Cosa rischia l’Italia

All’Italia verrebbe impedito di gareggiare con la propria bandiera, non verrebbe suonato l’Inno di Mameli in caso di vittoria di uno dei nostri atleti, le divise non avranno la scritta “Italia” e pure le medaglie finirebbero nello scatolone degli Independent Olympic Athetes. Ma non è tutto: a Tokyo rischierebbero l’esclusione anche dirigenti e giornalisti italiani, perché il Cio non rilascerebbe accrediti. E come se questo non bastasse verrebbero pure bloccati i finanziamenti del Cio.

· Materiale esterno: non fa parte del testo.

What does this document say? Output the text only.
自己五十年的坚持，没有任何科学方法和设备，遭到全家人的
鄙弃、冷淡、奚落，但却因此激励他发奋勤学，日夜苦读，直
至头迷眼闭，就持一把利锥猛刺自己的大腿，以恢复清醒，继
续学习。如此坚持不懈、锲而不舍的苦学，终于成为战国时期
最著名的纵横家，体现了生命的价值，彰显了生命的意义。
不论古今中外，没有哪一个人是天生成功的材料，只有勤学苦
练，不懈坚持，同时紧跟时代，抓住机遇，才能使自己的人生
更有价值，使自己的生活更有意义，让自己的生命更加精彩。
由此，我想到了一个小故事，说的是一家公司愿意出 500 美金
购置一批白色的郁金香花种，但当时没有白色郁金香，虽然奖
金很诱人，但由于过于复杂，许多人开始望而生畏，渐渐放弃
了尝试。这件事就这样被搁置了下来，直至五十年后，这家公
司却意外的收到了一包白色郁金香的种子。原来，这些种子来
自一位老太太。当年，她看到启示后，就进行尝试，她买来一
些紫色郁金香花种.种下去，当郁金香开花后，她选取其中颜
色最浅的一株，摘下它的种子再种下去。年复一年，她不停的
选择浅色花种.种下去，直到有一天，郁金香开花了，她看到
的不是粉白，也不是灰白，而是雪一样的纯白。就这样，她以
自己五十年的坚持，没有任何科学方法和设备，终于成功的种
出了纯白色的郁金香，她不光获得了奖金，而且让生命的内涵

Trattati dunque come Russia e Bielorussia, punite però per gli scandali legati al doping. Nel nostro caso l’esclusione sarebbe decisamente più incredibile, perché connessa a una questione strettamente tecnico-legale.

I motivi dell’esclusione

In seguito alla riforma attuata dal primo governo Conte, il Coni ha perso la propria autonomia a causa dell’ingresso nell’organo governativo Sport e Salute. La successiva riforma, pensata ad hoc per cancellare la precedente dall’attuale ministro dello Sport Spadafora, non è bastata. Questo perché il Cio esige che a partecipare ai Giochi olimpici siano soltanto le nazioni che godono di autonomia sportiva. Più specificatamente incapperemmo nella violazione dell’articolo 27 della Carta Olimpica, in cui si legge: “I Comitati olimpici nazionali devono preservare la propria autonomia e resistere a pressioni di qualsiasi tipo, incluse quelle politiche, giuridiche, religiose o economiche”.

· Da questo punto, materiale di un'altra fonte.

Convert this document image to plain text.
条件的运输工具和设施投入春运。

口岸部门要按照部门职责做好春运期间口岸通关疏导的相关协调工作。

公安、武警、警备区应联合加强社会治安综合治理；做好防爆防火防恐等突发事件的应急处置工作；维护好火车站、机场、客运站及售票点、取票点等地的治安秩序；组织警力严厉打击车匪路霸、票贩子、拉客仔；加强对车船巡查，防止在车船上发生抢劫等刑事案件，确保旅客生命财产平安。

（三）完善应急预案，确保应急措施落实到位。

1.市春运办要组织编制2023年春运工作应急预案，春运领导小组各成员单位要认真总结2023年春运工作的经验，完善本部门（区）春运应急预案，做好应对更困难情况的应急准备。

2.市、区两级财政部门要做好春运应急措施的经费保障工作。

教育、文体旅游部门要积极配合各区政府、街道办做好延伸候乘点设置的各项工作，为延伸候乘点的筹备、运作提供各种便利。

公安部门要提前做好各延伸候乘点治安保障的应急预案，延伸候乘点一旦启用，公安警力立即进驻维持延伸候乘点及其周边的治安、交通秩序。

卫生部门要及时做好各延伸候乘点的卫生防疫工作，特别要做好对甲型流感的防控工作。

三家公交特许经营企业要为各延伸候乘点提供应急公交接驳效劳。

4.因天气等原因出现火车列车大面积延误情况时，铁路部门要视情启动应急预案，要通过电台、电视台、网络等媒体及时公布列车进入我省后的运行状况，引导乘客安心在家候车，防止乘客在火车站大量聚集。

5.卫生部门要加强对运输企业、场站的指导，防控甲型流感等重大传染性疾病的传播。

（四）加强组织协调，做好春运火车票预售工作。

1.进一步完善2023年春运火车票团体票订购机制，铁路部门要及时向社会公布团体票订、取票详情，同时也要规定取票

Non a caso lo scorso autunno pare che da Losanna siano state inviate due lettere al premier Giuseppe Conte, alle quali però il governo italiano non ha risposto. A questo punto serve un decreto legge per risolvere la questione dell’autonomia del Coni, scongiurando così l’esclusione dell’Italia dalle Olimpiadi in Giappone. Il decreto in realtà sarebbe pure pronto, ma non è ancora stato approvato. Di conseguenza rischiamo seriamente di essere puniti.

Un’onta imperdonabile

Sull’incresciosa vicenda è intervenuto duramente l’ex presidente del Coni Gianni Petrucci. “Siamo in pre crisi, non si sa cosa farà Conte, ma per fare un decreto legge non ci vuole nulla. O non c’è la volontà o non si è capita la gravità della situazione. Malagò è entrato a pieno diritto nel Cio, anche quando non sarà più presidente del Coni lui rimarrà nel Cio – ha dichiarato a Radio Anch’Io Sport su Radio 1 – Dimentichiamo la forza politica di Malagò nel Cio, quindi l’onta sarà ancora più grande per l’Italia”. Ecco, la parola giusta è onta. Più di smacco, beffa e figuraccia. Perché questa esclusione storica rappresenterebbe una macchia indelebile per il nostro sport e in generale per la nostra nazione.